A Harvard sociologist and author of "Evicted: Poverty and Profit in the American City" supports a large expansion of housing vouchers to rebalance the scales of the housing market.
Matthew Desmond, a sociologist at Harvard and author of Evicted: Poverty and Profit in the American City, pens a pointed opinion piece about the effects of poverty as related to housing—and the responsibilities of American society and politics for those effects. Desmond writes:
Those of us who don’t live in trailer parks or inner cities might think low-income families typically benefit from public housing or some other kind of government assistance. But the opposite is true. Three-quarters of families who qualify for housing assistance don’t get it because there simply isn’t enough to go around.

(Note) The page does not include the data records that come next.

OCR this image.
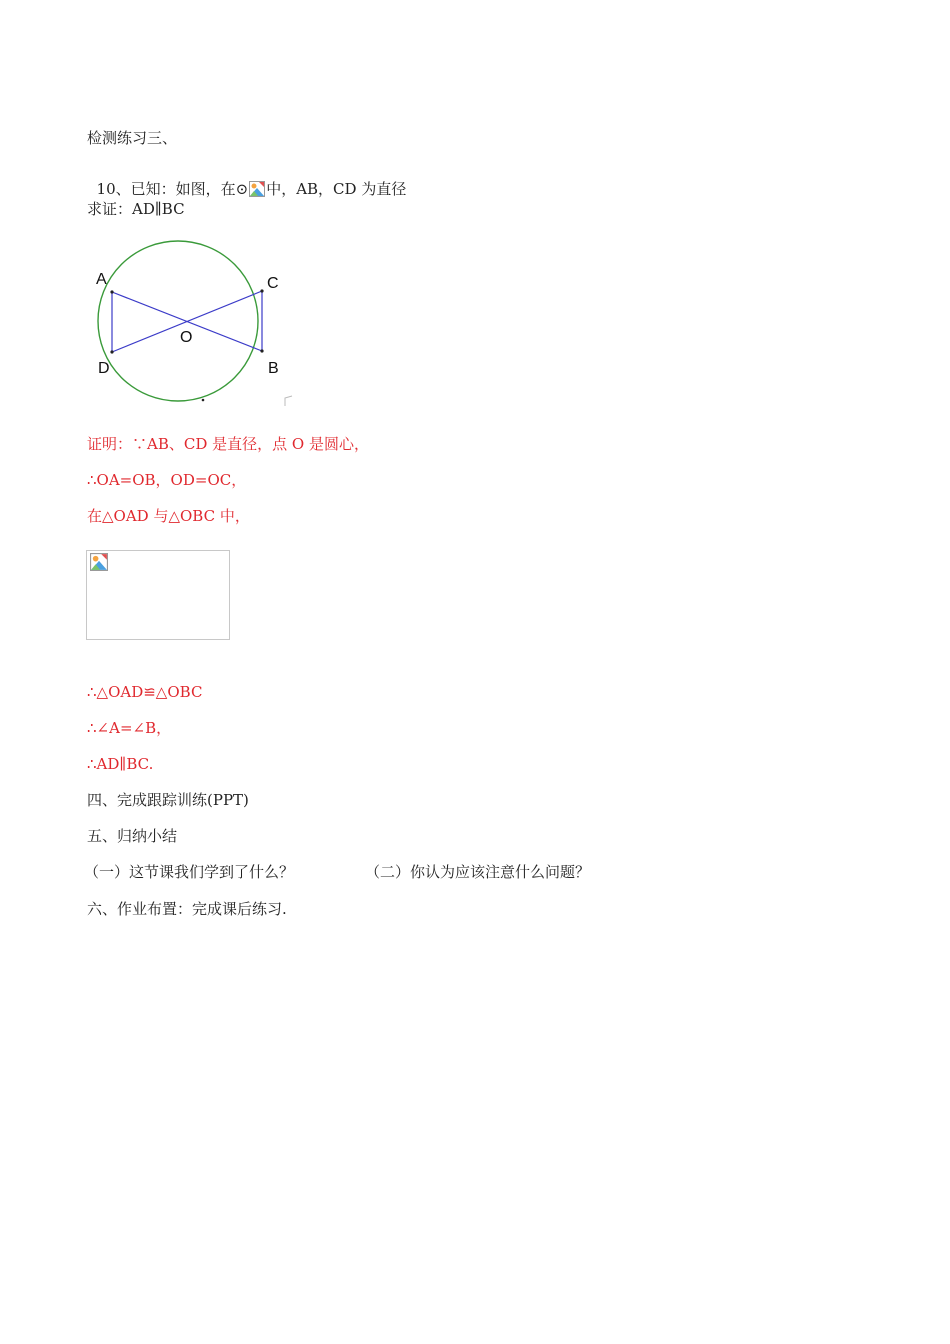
检测练习三、

10、已知：如图，在⊙ 中，AB，CD 为直径

求证：AD∥BC
A	C
O
D	B
证明：∵AB、CD 是直径，点 O 是圆心，
∴OA=OB，OD=OC，
在△OAD 与△OBC 中，
∴△OAD≌△OBC
∴∠A=∠B，
∴AD∥BC.
四、完成跟踪训练(PPT)
五、归纳小结
（一）这节课我们学到了什么？	（二）你认为应该注意什么问题？
六、作业布置：完成课后练习.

This arrangement would be unthinkable with other social services that cover basic needs.
Another passage from the opinion piece describes the never-ending race to get ahead of rent pressures:
Throughout our history, wage gains won by workers through organized protest were quickly absorbed by rising rents. As industrial capitalists tried to put down the strikes, landlords cheered workers on. It is no different today. When incomes rise, the housing market takes its cut, which is why a two-bedroom apartment in the oil boomtown Williston, N.D., was going last year for $2,800 a month and why entire capital-rich cities like San Francisco are becoming unaffordable to the middle class. If rents rise alongside incomes, what progress is made?
Desmond's prescription for the problem: expand the country's housing voucher program to cover all low-income residents.